Control Plane

The control plane Is responsible for queuing and scheduling tasks submitted by each client for the execution on the next available computational slot; and retrying tasks that fail. The client GCL invokes a submit_task Lambda function via an HTTPS request. The submit_task Lambda iterates over the list of submitted tasks (all tasks in the session) and creates:

  1. A single row in the DynamoDB state table per task .
  2. a corresponding entry in SQS.

The insertions sequence is important to avoid race condition. As shown in the following DynamoDB table extract, each row contains a set of attributes associated with the task’s definition.

On insertion into DynamoDB, a task record’s initial status is set to pending. The DynamoDB state table maintains two global secondary indexes (GSI):

  1. session_id + task_status GSI is used to access tasks within each unique
  2. task_status + heartbeat_expiration_timestamp GSI is used to retrieve running tasks with expired heartbeats.

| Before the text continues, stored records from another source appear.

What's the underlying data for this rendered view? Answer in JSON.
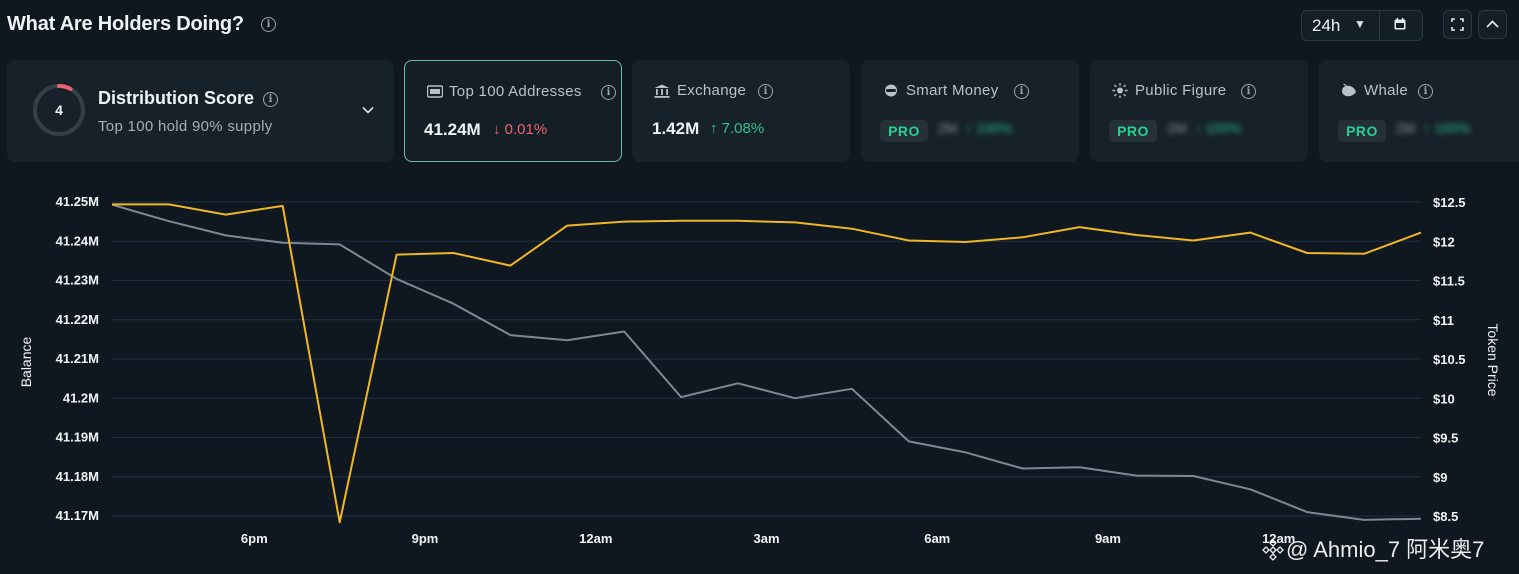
{
  "header": {
    "title": "What Are Holders Doing?",
    "range": "24h"
  },
  "cards": {
    "distribution": {
      "score": "4",
      "score_fraction": 0.08,
      "title": "Distribution Score",
      "subtitle": "Top 100 hold 90% supply"
    },
    "top100": {
      "title": "Top 100 Addresses",
      "value": "41.24M",
      "change": "0.01%"
    },
    "exchange": {
      "title": "Exchange",
      "value": "1.42M",
      "change": "7.08%"
    },
    "smart_money": {
      "title": "Smart Money",
      "badge": "PRO",
      "hidden_value": "2M",
      "hidden_change": "100%"
    },
    "public_figure": {
      "title": "Public Figure",
      "badge": "PRO",
      "hidden_value": "2M",
      "hidden_change": "100%"
    },
    "whale": {
      "title": "Whale",
      "badge": "PRO",
      "hidden_value": "2M",
      "hidden_change": "100%"
    }
  },
  "chart_data": {
    "type": "line",
    "ylabel_left": "Balance",
    "ylabel_right": "Token Price",
    "left_ticks": [
      "41.25M",
      "41.24M",
      "41.23M",
      "41.22M",
      "41.21M",
      "41.2M",
      "41.19M",
      "41.18M",
      "41.17M"
    ],
    "left_range": [
      41.17,
      41.25
    ],
    "right_ticks": [
      "$12.5",
      "$12",
      "$11.5",
      "$11",
      "$10.5",
      "$10",
      "$9.5",
      "$9",
      "$8.5"
    ],
    "right_range": [
      8.5,
      12.5
    ],
    "x_ticks": [
      "6pm",
      "9pm",
      "12am",
      "3am",
      "6am",
      "9am",
      "12am"
    ],
    "x_tick_index": [
      2.5,
      5.5,
      8.5,
      11.5,
      14.5,
      17.5,
      20.5
    ],
    "series": [
      {
        "name": "Balance",
        "axis": "left",
        "color": "#7d8893",
        "values": [
          41.2493,
          41.2451,
          41.2415,
          41.2396,
          41.2392,
          41.2304,
          41.2241,
          41.2161,
          41.2148,
          41.217,
          41.2003,
          41.2038,
          41.2,
          41.2024,
          41.189,
          41.1862,
          41.1821,
          41.1824,
          41.1803,
          41.1802,
          41.1768,
          41.171,
          41.169,
          41.1693
        ]
      },
      {
        "name": "Token Price",
        "axis": "right",
        "color": "#f0b623",
        "values": [
          12.47,
          12.47,
          12.34,
          12.45,
          8.42,
          11.83,
          11.85,
          11.69,
          12.2,
          12.25,
          12.26,
          12.26,
          12.24,
          12.16,
          12.01,
          11.99,
          12.05,
          12.18,
          12.08,
          12.01,
          12.11,
          11.85,
          11.84,
          12.11
        ]
      }
    ]
  },
  "watermark": {
    "text": "@ Ahmio_7 阿米奥7"
  }
}
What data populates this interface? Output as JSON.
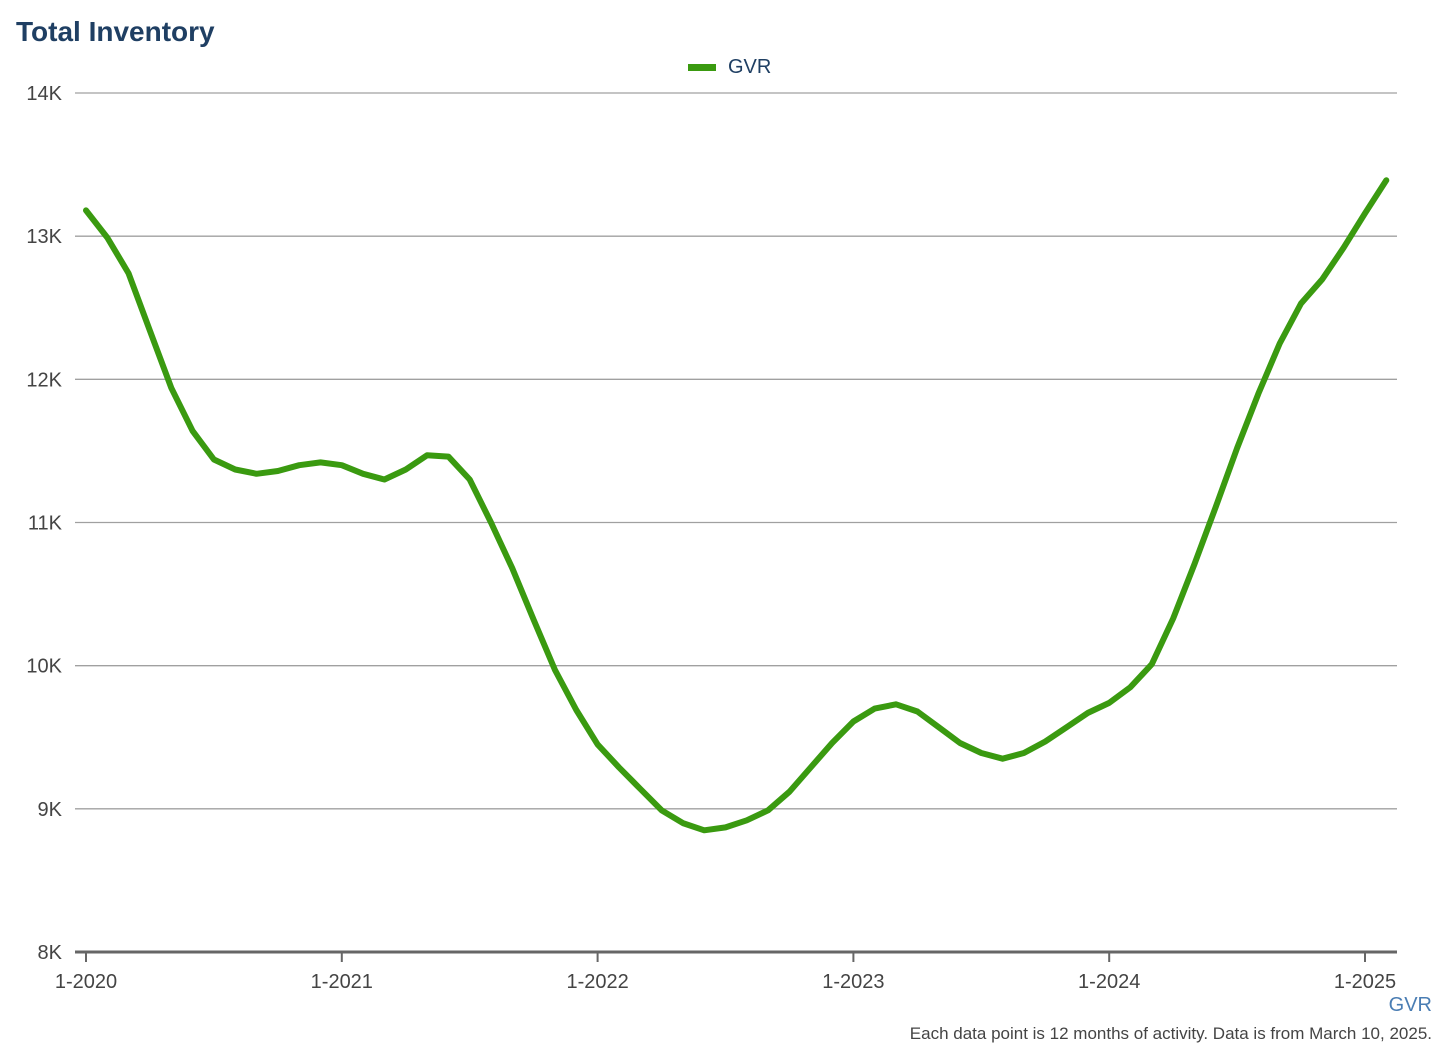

These session state tables define the single source of truth for each instance of the service. After recording task status, the submit_tasks lambda puts a copy of the task’s definition into the SQS queue, upon which they become available for execution. Each Agent runs an event loop to check for tasks in the designated SQS queue. The next available task is pulled and the task’s status updated to running. Upon completion, the Agent changes the task status to finished. As standard SQS queue (not FIFO) is used, message reordering can occur, and while more than once delivery may (very infrequently) occur, the scheduler reconciles such duplicates.